Tout cela a été si soudain ! Ce qu’il faut préciser, c’est que ma nomination a eu lieu le 22 novembre 2020. Je suis encore très jeune à ce poste. Entre l’organisation des fêtes de fin d’année du village et mon agenda pas tout à fait finalisé pour cette année, ce confinement a ouvert une nouvelle fenêtre sur la mise en place d’un nouveau système d’urgence pour l’entraide aux familles en détresse en cas de Covid-19 ou de catastrophe naturelles. Je vais me joindre à Caritas et à d’autres Ong pour voir comment unir nos forces.

Il y a eu un cas de Covid à Tamarin. Y a-t-il une Hotline mise en place ?

Il y a une Hotline “Special Covid” qui dessert toute l’île, le 8924.

Comment venir en aide aux personnes âgées, seules ou handicapés. Avez-vous eu des doléances à ce sujet ? 

Non, pas encore. Je pense que beaucoup de ces personnes ne connaissent pas notre existence, et je pense que beaucoup d’entre elles sont prises en charge par d’autres associations. Mais nous sommes là et nous serons encore plus forts une fois tous ensemble. Et nous nous ferons encore mieux connaître.
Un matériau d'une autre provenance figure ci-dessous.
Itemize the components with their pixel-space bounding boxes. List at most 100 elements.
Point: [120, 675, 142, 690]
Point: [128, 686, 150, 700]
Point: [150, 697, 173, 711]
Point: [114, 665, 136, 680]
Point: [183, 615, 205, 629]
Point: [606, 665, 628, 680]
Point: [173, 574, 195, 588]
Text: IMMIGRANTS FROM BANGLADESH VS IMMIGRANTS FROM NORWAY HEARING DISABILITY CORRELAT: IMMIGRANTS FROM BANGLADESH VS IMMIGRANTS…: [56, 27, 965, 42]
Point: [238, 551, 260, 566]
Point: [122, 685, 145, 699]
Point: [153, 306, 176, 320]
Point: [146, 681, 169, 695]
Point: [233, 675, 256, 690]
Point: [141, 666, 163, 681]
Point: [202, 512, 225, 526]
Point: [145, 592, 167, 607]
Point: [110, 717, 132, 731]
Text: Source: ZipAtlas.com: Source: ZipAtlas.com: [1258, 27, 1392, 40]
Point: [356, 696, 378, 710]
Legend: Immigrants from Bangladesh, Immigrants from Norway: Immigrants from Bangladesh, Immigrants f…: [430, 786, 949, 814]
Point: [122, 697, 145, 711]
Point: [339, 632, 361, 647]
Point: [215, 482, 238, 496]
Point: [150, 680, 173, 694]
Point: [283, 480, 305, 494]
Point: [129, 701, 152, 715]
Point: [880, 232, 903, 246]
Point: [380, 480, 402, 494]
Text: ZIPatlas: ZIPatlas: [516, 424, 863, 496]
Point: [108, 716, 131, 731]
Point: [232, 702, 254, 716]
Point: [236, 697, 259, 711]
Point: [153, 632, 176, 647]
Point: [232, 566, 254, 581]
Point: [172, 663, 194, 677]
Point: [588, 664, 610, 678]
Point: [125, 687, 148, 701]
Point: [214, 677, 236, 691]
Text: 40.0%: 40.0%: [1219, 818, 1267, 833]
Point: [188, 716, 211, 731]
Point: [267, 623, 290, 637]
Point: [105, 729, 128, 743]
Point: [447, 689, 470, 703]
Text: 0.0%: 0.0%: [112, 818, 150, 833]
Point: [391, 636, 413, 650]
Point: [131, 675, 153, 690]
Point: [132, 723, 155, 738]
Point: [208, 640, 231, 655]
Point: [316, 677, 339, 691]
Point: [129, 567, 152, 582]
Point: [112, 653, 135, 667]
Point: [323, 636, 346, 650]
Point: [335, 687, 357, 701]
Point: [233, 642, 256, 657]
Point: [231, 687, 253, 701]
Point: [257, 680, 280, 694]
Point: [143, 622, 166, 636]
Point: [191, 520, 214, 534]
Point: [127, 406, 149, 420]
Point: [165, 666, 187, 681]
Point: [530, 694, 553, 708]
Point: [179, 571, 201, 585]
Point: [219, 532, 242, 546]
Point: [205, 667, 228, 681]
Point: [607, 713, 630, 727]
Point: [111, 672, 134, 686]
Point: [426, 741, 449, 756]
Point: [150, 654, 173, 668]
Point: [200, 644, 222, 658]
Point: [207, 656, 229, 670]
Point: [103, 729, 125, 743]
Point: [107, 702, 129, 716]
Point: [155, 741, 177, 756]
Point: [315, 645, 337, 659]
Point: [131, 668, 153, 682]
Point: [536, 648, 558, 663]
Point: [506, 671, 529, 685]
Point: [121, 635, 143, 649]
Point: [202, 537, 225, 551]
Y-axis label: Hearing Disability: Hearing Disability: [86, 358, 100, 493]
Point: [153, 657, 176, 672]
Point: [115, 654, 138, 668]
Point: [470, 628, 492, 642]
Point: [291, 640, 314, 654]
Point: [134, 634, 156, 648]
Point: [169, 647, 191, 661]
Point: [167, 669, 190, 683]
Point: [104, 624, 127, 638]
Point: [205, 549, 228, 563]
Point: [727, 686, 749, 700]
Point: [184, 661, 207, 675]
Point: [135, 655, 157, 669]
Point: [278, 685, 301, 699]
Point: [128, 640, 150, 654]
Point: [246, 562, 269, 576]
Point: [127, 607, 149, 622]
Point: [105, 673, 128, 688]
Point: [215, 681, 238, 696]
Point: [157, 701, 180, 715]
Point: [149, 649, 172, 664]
Quel message voulez-vous faire passer ?

Avant de vous endormir, ayez une pensée pour les familles à qui vous avez porté assistance et à qui vous avez donné de l’espoir ! Cela vous procurera une paix intérieure énorme. Aider et continuer à aider… Sortir de sa bulle pour ouvrir son cœur et tendre ses bras est un acte noble. Mon message pour les habitants de Tamarin : « Rejoignez-nous sur le groupe TAMARIN, MON VILLAGE – Plateforme de communication (suggestions/doléances/idées) entre les villageois et votre conseillère.